Et une majorité encore plus forte (82% en France et 76% aux Etats-Unis, par
exemple), sont en faveur d’une harmonisation des règlements entre l’Europe et l’Amérique
sur les biens et les services.
En
outre, cette union permettrait aux Etats-Unis de compter un partenaire solide
et à l’Europe de se réinventer enfin dans cette relation bilatérale.
Ce
rapprochement pourrait donc prendre, comme l’a proposé Barack Obama, d’abord la
forme d’une vaste zone de libre-échange représentant 5.000 milliards de dollars.

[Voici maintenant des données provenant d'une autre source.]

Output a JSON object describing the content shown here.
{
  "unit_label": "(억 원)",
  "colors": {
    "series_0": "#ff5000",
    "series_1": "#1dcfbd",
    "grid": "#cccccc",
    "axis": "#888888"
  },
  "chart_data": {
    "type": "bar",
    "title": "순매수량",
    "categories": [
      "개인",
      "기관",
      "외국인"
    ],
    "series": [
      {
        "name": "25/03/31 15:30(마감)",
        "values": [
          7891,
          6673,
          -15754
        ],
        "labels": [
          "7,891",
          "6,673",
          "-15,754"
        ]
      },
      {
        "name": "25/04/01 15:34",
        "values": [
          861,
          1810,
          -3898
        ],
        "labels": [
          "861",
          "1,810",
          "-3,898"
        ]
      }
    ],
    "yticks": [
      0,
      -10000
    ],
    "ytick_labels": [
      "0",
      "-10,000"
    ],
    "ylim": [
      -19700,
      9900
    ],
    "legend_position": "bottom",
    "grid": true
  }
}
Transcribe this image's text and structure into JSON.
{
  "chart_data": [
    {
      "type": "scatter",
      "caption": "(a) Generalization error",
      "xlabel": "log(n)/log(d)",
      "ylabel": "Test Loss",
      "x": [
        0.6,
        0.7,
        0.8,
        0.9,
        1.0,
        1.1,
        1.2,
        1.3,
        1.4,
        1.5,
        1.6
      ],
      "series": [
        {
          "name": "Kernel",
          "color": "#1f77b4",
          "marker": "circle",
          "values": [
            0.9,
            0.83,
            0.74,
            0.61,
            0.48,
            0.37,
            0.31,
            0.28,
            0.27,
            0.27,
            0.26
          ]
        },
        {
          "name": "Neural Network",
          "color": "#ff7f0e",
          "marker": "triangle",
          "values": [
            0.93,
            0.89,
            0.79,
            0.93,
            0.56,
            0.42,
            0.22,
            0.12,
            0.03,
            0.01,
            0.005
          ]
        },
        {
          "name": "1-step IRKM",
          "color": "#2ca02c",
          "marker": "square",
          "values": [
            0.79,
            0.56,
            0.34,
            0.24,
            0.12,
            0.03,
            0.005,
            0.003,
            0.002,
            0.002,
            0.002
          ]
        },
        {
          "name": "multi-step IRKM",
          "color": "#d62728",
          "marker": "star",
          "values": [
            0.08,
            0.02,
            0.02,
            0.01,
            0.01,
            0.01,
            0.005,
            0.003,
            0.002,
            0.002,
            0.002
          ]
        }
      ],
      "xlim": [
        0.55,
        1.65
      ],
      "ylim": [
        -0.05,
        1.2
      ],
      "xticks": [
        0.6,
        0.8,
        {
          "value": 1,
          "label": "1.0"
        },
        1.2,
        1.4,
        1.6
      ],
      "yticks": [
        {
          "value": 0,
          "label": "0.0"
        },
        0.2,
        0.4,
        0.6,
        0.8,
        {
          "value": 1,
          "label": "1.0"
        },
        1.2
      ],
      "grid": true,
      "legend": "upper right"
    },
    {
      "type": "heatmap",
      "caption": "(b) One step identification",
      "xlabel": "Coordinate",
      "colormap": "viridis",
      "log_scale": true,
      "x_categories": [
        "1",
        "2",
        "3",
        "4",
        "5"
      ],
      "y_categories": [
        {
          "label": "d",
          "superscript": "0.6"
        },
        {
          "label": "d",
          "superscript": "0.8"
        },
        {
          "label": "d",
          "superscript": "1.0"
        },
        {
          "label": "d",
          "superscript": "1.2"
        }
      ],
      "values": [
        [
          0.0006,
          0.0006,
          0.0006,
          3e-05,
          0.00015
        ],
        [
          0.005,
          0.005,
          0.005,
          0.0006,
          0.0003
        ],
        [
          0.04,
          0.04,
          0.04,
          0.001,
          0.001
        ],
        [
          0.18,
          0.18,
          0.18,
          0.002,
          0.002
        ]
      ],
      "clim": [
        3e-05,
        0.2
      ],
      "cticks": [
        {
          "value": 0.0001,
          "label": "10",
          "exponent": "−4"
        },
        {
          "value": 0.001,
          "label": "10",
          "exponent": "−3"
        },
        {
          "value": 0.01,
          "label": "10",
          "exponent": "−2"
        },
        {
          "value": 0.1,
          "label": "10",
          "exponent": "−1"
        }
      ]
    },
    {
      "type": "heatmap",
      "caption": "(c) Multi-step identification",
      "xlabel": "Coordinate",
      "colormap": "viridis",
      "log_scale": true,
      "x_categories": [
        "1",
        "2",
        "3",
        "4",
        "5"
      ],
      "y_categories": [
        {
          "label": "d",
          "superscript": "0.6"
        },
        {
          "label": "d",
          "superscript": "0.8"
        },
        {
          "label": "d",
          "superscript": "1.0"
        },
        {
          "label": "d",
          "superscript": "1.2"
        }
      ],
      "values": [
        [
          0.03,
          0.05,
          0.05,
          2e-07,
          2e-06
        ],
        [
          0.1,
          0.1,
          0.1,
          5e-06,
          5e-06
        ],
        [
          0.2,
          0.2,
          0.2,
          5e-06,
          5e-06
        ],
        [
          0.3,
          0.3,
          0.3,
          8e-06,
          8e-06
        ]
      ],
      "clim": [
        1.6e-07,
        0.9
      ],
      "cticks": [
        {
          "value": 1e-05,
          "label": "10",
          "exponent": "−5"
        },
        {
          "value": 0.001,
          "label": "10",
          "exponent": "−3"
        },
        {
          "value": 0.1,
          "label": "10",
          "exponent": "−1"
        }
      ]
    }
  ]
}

Sa proposition de mettre en place une «association totale en matière commerciale
et financière» entre les Etats-Unis et l’Europe est appuyée par les milieux des
affaires et les entreprises dans tous les pays visés par celle-ci et a été
accueillie avec un énorme intérêt par l’ensemble des gouvernements concernés
même si les points de vue des deux côtés de l’Atlantique doivent être
rapprochés pour dissiper les inquiétudes et les malentendus (notamment en
matière de biens culturels ou de produits agricoles).
Pour
autant, les officiels de Bruxelles se sont saisis du dossier et veulent avancer
le plus rapidement possible afin d’aboutir dans les deux ou trois ans à venir.
Cette
zone serait évidemment une puissante dynamique pour la croissance au moment où
les pays occidentaux souffrent d’une croissance trop faible voire d’une
croissance zéro quand ce n’est pas d’une récession qui touche désormais la
France.
Mais
elle dépasserait évidemment le simple caractère économique et commercial en
ayant une forte signification politique.
Elle
enverrait ainsi un signal fort au reste de la planète d’une communauté
occidentale revitalisée autour de ses liens économiques et commerciaux mais
aussi de ses liens culturels, de ses valeurs ou de sa vision du monde capable
de protéger et de faire progresser son modèle de civilisation.
Quand
on sait que les grands pays émergents, notamment ceux d’Asie mais pas seulement
eux, deviennent de plus en plus puissants, cette union Europe-Amérique est une
nécessité pour les deux entités, même si les Etats-Unis regardent aussi et de
plus en plus vers le Pacifique.
Cependant,
ce n’est pas dans cette zone devenue cruciale pour eux (et pour le monde) qu’ils
trouveront des alliés avec autant de points communs que les Européens et ils le
savent, la proposition d’Obama en étant une preuve, lui que l’on dit, pourtant,
peu intéressé par le vieux continent.
Reste
à savoir si la volonté politique qui s’est faite jour grâce au président
américain pourra éviter les nombreux écueils et chausse-trappes d’une pratique
politicienne étriquée et d’un manque de courage des peuples concernés.
Pour
pouvoir compter au XXI° siècle, pour pouvoir être pris au sérieux par les
Etats-Unis, les pays européens n’ont qu’un moyen s’unir. Et au moment où les
Etats-Unis leur proposent une zone de libre-échange qui pourrait déboucher sur
une communauté euro-américaine, les pays européens sont devant leurs
responsabilités.
«Il
n’y a qu’une voie de salut et c’est l’Europe» déclarait l’Européen convaincu qu’était
Jean-Lecanuet en 1965. Près de cinquante ans après, il faut peut-être dire que
le salut est devenusmaintenant, dans cette ère de mondialisation et de
globalisation, une communauté euroaméricaine ou américanoeuropéenne, au choix.